RANGE OF ENTERPRISE.
Edward Augustus Freeman, a celebrated English historian. Born at Harborne, Staffordshire, 1823; died at Alicante, Spain, March 16, 1892. From an article on "The Intellectual Development of the English People," in the Chautauquan Magazine, May, 1891.
The discovery of a new world was something so startling as to help very powerfully in the general enlargement of men's minds. And the phrase of a new world is fully justified. The discovery of a western continent, which followed on the voyage of Columbus, was an event differing in kind from any discovery that had ever been made before. And this though there is little reason to doubt that the western continent itself had been discovered before.

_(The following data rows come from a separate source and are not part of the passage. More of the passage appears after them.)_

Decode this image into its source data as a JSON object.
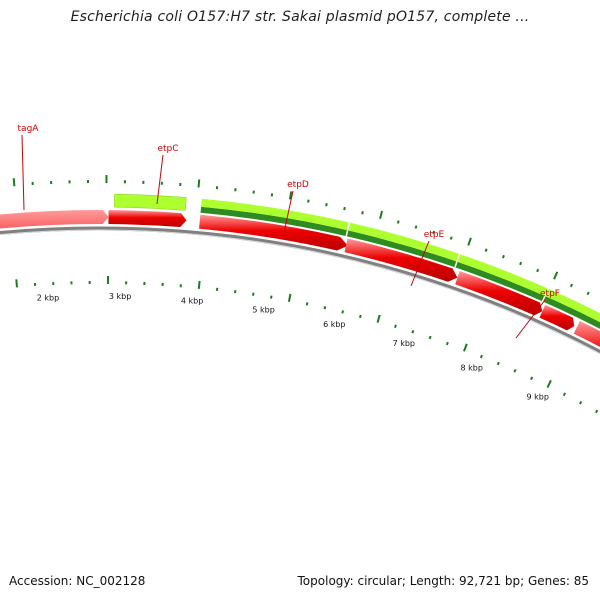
{
  "title": "Escherichia coli O157:H7 str. Sakai plasmid pO157, complete ...",
  "footer": {
    "accession_label": "Accession: NC_002128",
    "topology_label": "Topology: circular",
    "length_label": "Length: 92,721 bp",
    "genes_label": "Genes: 85"
  },
  "genes": [
    {
      "name": "tagA",
      "strand": "minus",
      "color": "red"
    },
    {
      "name": "etpC",
      "strand": "plus",
      "color": "lightgreen"
    },
    {
      "name": "etpD",
      "strand": "plus",
      "color": "darkgreen"
    },
    {
      "name": "etpE",
      "strand": "plus",
      "color": "darkgreen"
    },
    {
      "name": "etpF",
      "strand": "plus",
      "color": "darkgreen"
    }
  ],
  "scale": {
    "tick_labels": [
      "2 kbp",
      "3 kbp",
      "4 kbp",
      "5 kbp",
      "6 kbp",
      "7 kbp",
      "8 kbp",
      "9 kbp"
    ]
  },
  "colors": {
    "title": "#1f1f1f",
    "gene_label": "#cc0000",
    "gene_minus": "#ee0000",
    "gene_plus_light": "#adff2f",
    "gene_plus_dark": "#2e8b22",
    "tick": "#1e7a1e",
    "backbone": "#808080"
  }
}
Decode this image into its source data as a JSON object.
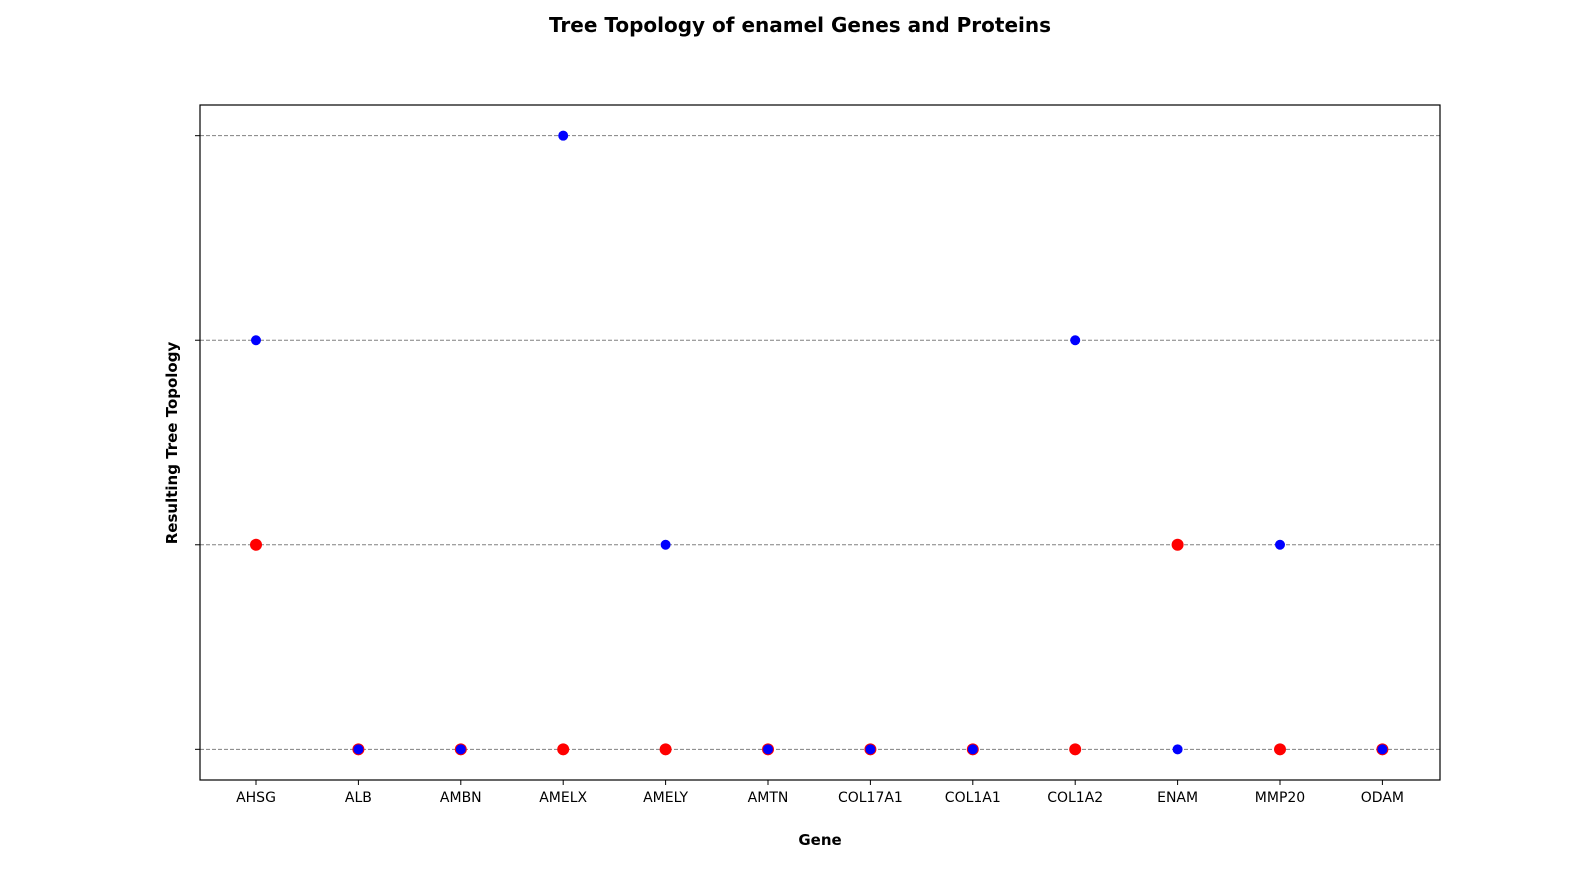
{
  "chart_data": {
    "type": "scatter",
    "title": "Tree Topology of enamel Genes and Proteins",
    "xlabel": "Gene",
    "ylabel": "Resulting Tree Topology",
    "categories": [
      "AHSG",
      "ALB",
      "AMBN",
      "AMELX",
      "AMELY",
      "AMTN",
      "COL17A1",
      "COL1A1",
      "COL1A2",
      "ENAM",
      "MMP20",
      "ODAM"
    ],
    "ylim": [
      0.85,
      4.15
    ],
    "y_gridlines": [
      1,
      2,
      3,
      4
    ],
    "y_ticklabels_shown": false,
    "grid": "horizontal dashed",
    "series": [
      {
        "color": "#ff0000",
        "points": [
          {
            "x": "AHSG",
            "y": 2
          },
          {
            "x": "ALB",
            "y": 1
          },
          {
            "x": "AMBN",
            "y": 1
          },
          {
            "x": "AMELX",
            "y": 1
          },
          {
            "x": "AMELY",
            "y": 1
          },
          {
            "x": "AMTN",
            "y": 1
          },
          {
            "x": "COL17A1",
            "y": 1
          },
          {
            "x": "COL1A1",
            "y": 1
          },
          {
            "x": "COL1A2",
            "y": 1
          },
          {
            "x": "ENAM",
            "y": 2
          },
          {
            "x": "MMP20",
            "y": 1
          },
          {
            "x": "ODAM",
            "y": 1
          }
        ]
      },
      {
        "color": "#0000ff",
        "points": [
          {
            "x": "AHSG",
            "y": 3
          },
          {
            "x": "ALB",
            "y": 1
          },
          {
            "x": "AMBN",
            "y": 1
          },
          {
            "x": "AMELX",
            "y": 4
          },
          {
            "x": "AMELY",
            "y": 2
          },
          {
            "x": "AMTN",
            "y": 1
          },
          {
            "x": "COL17A1",
            "y": 1
          },
          {
            "x": "COL1A1",
            "y": 1
          },
          {
            "x": "COL1A2",
            "y": 3
          },
          {
            "x": "ENAM",
            "y": 1
          },
          {
            "x": "MMP20",
            "y": 2
          },
          {
            "x": "ODAM",
            "y": 1
          }
        ]
      }
    ]
  }
}
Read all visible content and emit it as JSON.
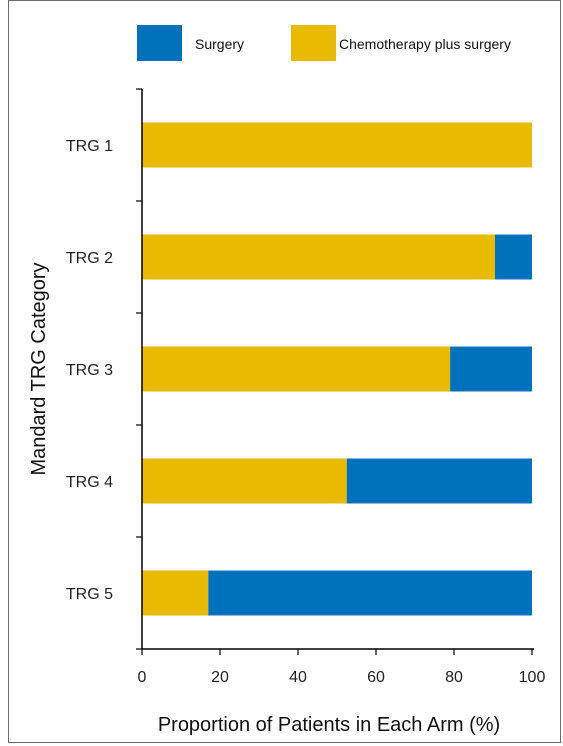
{
  "chart_data": {
    "type": "bar",
    "orientation": "horizontal",
    "stacked": true,
    "categories": [
      "TRG 1",
      "TRG 2",
      "TRG 3",
      "TRG 4",
      "TRG 5"
    ],
    "series": [
      {
        "name": "Chemotherapy plus surgery",
        "color": "#E8BB00",
        "values": [
          100,
          90.5,
          79,
          52.5,
          17
        ]
      },
      {
        "name": "Surgery",
        "color": "#0072BC",
        "values": [
          0,
          9.5,
          21,
          47.5,
          83
        ]
      }
    ],
    "xlabel": "Proportion of Patients in Each Arm (%)",
    "ylabel": "Mandard TRG Category",
    "xlim": [
      0,
      100
    ],
    "xticks": [
      "0",
      "20",
      "40",
      "60",
      "80",
      "100"
    ],
    "grid": false,
    "legend": {
      "placement": "top",
      "entries": [
        {
          "label": "Surgery",
          "color": "#0072BC"
        },
        {
          "label": "Chemotherapy plus surgery",
          "color": "#E8BB00"
        }
      ]
    }
  }
}
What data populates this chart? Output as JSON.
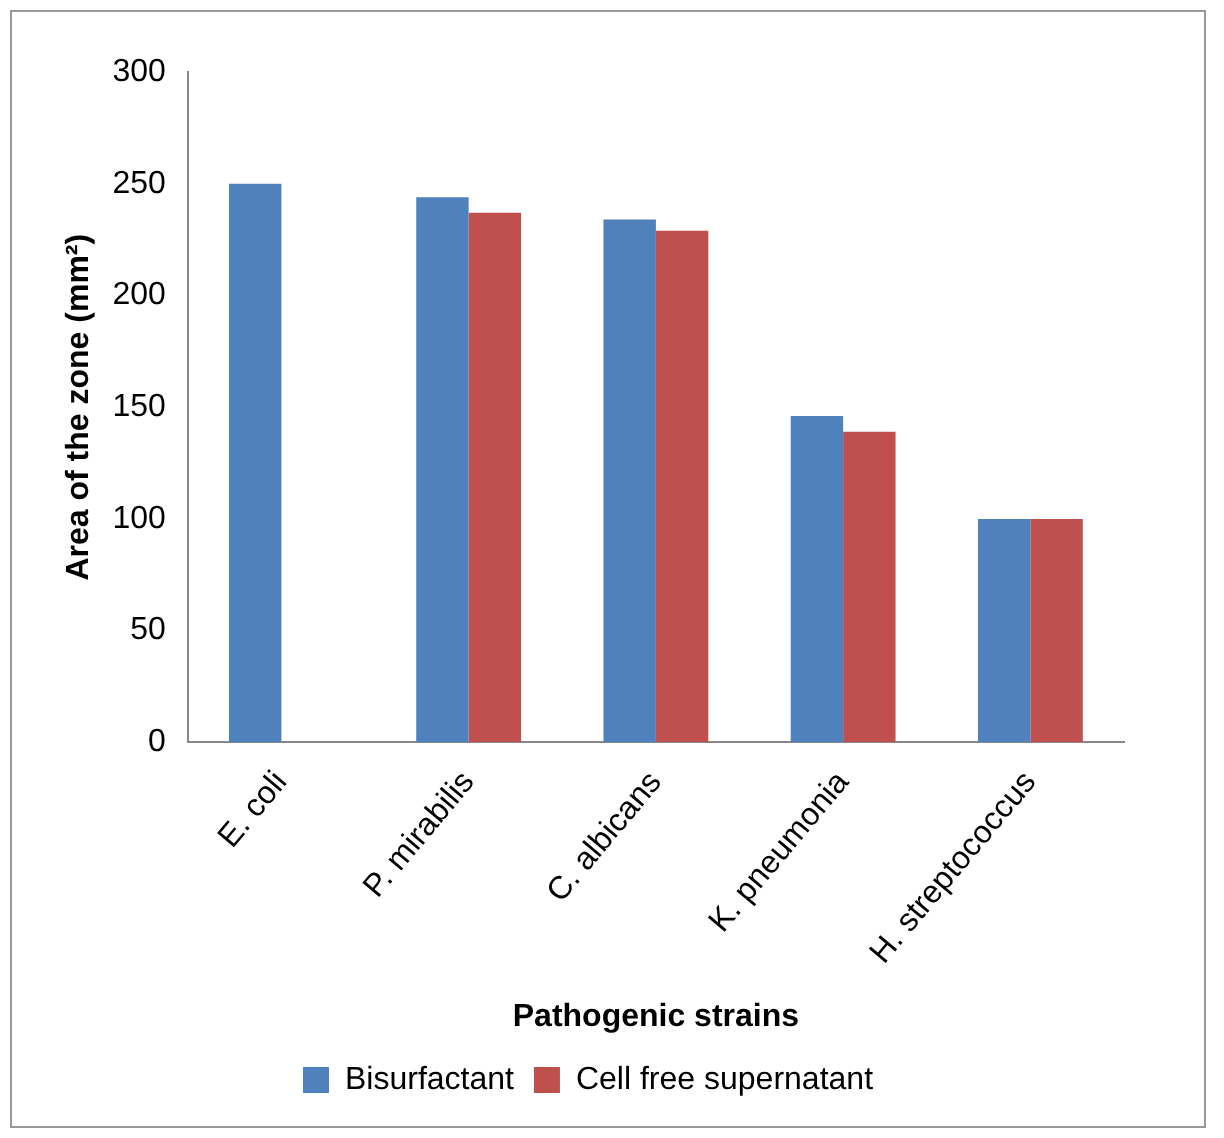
{
  "chart_data": {
    "type": "bar",
    "xlabel": "Pathogenic strains",
    "ylabel": "Area of the zone (mm²)",
    "categories": [
      "E. coli",
      "P. mirabilis",
      "C. albicans",
      "K. pneumonia",
      "H. streptococcus"
    ],
    "series": [
      {
        "name": "Bisurfactant",
        "color": "#4f81bd",
        "values": [
          250,
          244,
          234,
          146,
          100
        ]
      },
      {
        "name": "Cell free supernatant",
        "color": "#c0504d",
        "values": [
          null,
          237,
          229,
          139,
          100
        ]
      }
    ],
    "ylim": [
      0,
      300
    ],
    "yticks": [
      0,
      50,
      100,
      150,
      200,
      250,
      300
    ],
    "grid": false,
    "legend": "bottom"
  }
}
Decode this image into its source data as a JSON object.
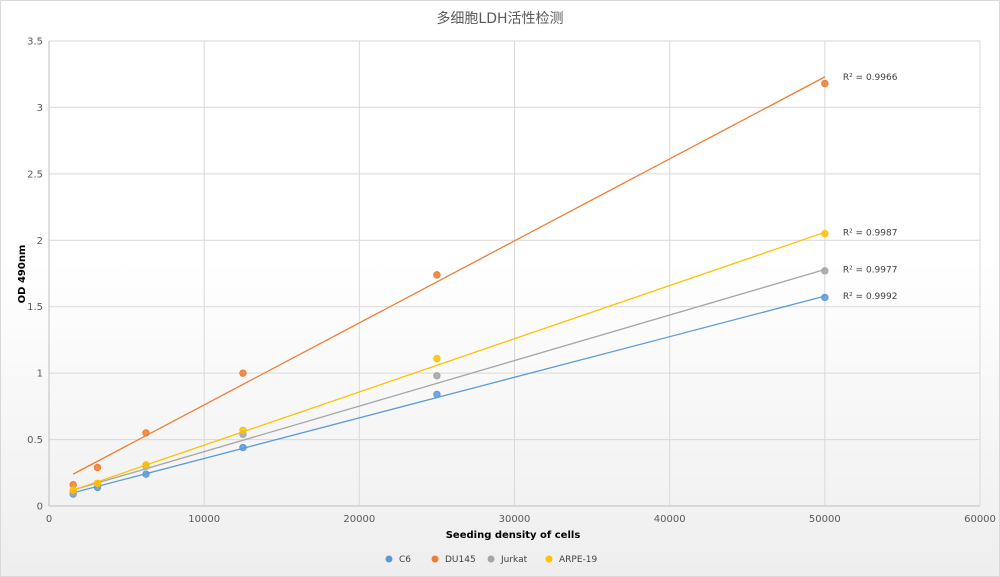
{
  "chart_data": {
    "type": "scatter",
    "title": "多细胞LDH活性检测",
    "xlabel": "Seeding density of cells",
    "ylabel": "OD 490nm",
    "xlim": [
      0,
      60000
    ],
    "ylim": [
      0,
      3.5
    ],
    "xticks": [
      0,
      10000,
      20000,
      30000,
      40000,
      50000,
      60000
    ],
    "yticks": [
      0,
      0.5,
      1,
      1.5,
      2,
      2.5,
      3,
      3.5
    ],
    "grid": true,
    "legend_position": "bottom",
    "x": [
      1560,
      3125,
      6250,
      12500,
      25000,
      50000
    ],
    "series": [
      {
        "name": "C6",
        "color": "#5b9bd5",
        "values": [
          0.09,
          0.14,
          0.24,
          0.44,
          0.84,
          1.57
        ],
        "trendline": {
          "y_start": 0.1,
          "y_end": 1.58
        },
        "r2_label": "R² = 0.9992"
      },
      {
        "name": "DU145",
        "color": "#ed7d31",
        "values": [
          0.16,
          0.29,
          0.55,
          1.0,
          1.74,
          3.18
        ],
        "trendline": {
          "y_start": 0.24,
          "y_end": 3.23
        },
        "r2_label": "R² = 0.9966"
      },
      {
        "name": "Jurkat",
        "color": "#a5a5a5",
        "values": [
          0.1,
          0.17,
          0.3,
          0.54,
          0.98,
          1.77
        ],
        "trendline": {
          "y_start": 0.12,
          "y_end": 1.78
        },
        "r2_label": "R² = 0.9977"
      },
      {
        "name": "ARPE-19",
        "color": "#ffc000",
        "values": [
          0.12,
          0.17,
          0.31,
          0.57,
          1.11,
          2.05
        ],
        "trendline": {
          "y_start": 0.12,
          "y_end": 2.06
        },
        "r2_label": "R² = 0.9987"
      }
    ]
  }
}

The Northmen had certainly found their way to the real continent of North America ages before Columbus found his way to the West India Islands. But the same results did not come of it, and the discovery itself was not of the same kind. The Old World had grown a good deal before the discovery of the New. The range of men's thoughts and enterprise had gradually spread from the Mediterranean to the Atlantic, the Baltic, and the northern seas. To advance from Norway to the islands north of Britain, thence to Iceland, Greenland, and the American continent, was a gradual process. The great feature in the lasting discovery of America, which began at the end of the fifteenth century, was its suddenness. Nothing led to it; it was made by an accident; men were seeking one thing and then found another. Nothing like it has happened before or since.